Email Marketing ROI Calculator
Calculate the profitability, break-even metrics, and conversion value of your email campaigns.
Please enter valid positive numbers for all fields.
How to Calculate Email Marketing ROI
Return on Investment (ROI) is the definitive metric for measuring the efficiency of your email marketing campaigns. It tells you exactly how much revenue you generate for every dollar spent. Understanding your ROI helps in budget allocation, strategy refinement, and proving the value of the email channel to stakeholders.
The ROI Formula
The basic formula used in this calculator is:
ROI = ((Total Revenue – Total Campaign Cost) / Total Campaign Cost) * 100
However, to arrive at accurate revenue figures, we must look at the funnel metrics:
- Click-Through Rate (CTR): The percentage of recipients who clicked a link in your email.
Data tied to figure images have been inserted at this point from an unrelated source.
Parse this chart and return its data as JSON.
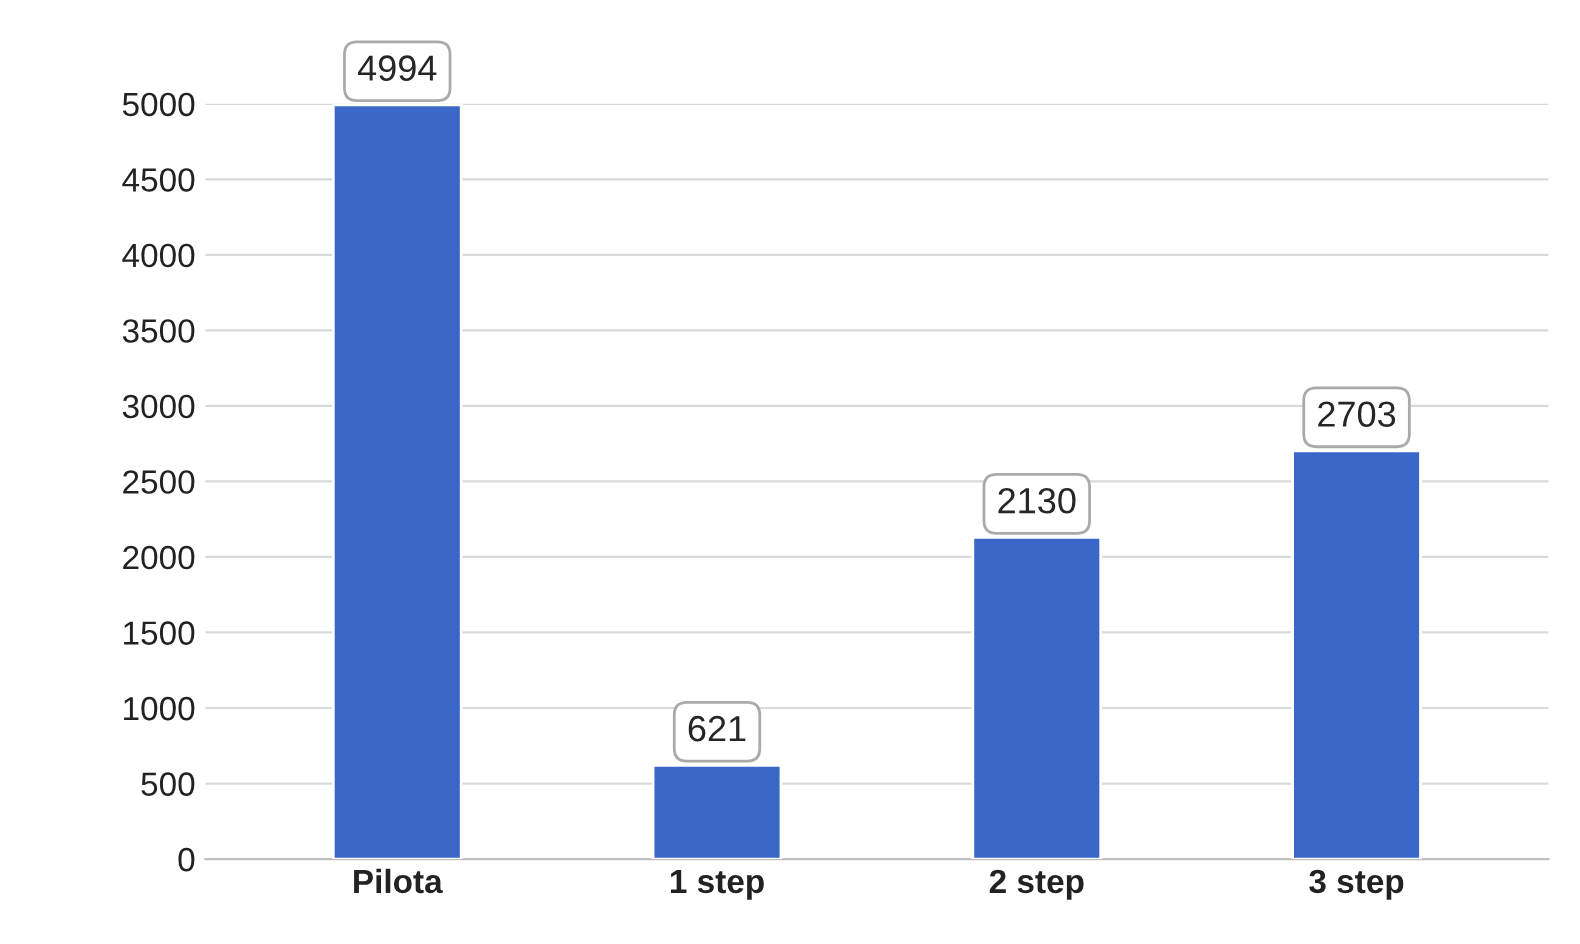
{
  "chart_data": {
    "type": "bar",
    "categories": [
      "Pilota",
      "1 step",
      "2 step",
      "3 step"
    ],
    "values": [
      4994,
      621,
      2130,
      2703
    ],
    "color": "#3a66c8",
    "ylim": [
      0,
      5000
    ],
    "yticks": [
      0,
      500,
      1000,
      1500,
      2000,
      2500,
      3000,
      3500,
      4000,
      4500,
      5000
    ],
    "grid": "y",
    "data_labels": true
  }
}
This indicates engagement.
- Conversion Rate: The percentage of those clickers who completed a purchase. This indicates offer relevance and landing page effectiveness.
- Average Order Value (AOV): The average amount spent per transaction.
Interpreting Your Results
Positive ROI: A result greater than 0% means your campaign is profitable. For example, an ROI of 400% means you earned $4 for every $1 spent.
Negative ROI: A result below 0% indicates a loss. This suggests issues with either high costs, low engagement (CTR), or pricing strategies (AOV).
Cost Per Acquisition (CPA): This metric tells you how much it costs to acquire a single paying customer through this specific campaign. If your CPA is higher than your customer's Lifetime Value (LTV), the campaign may be unsustainable long-term.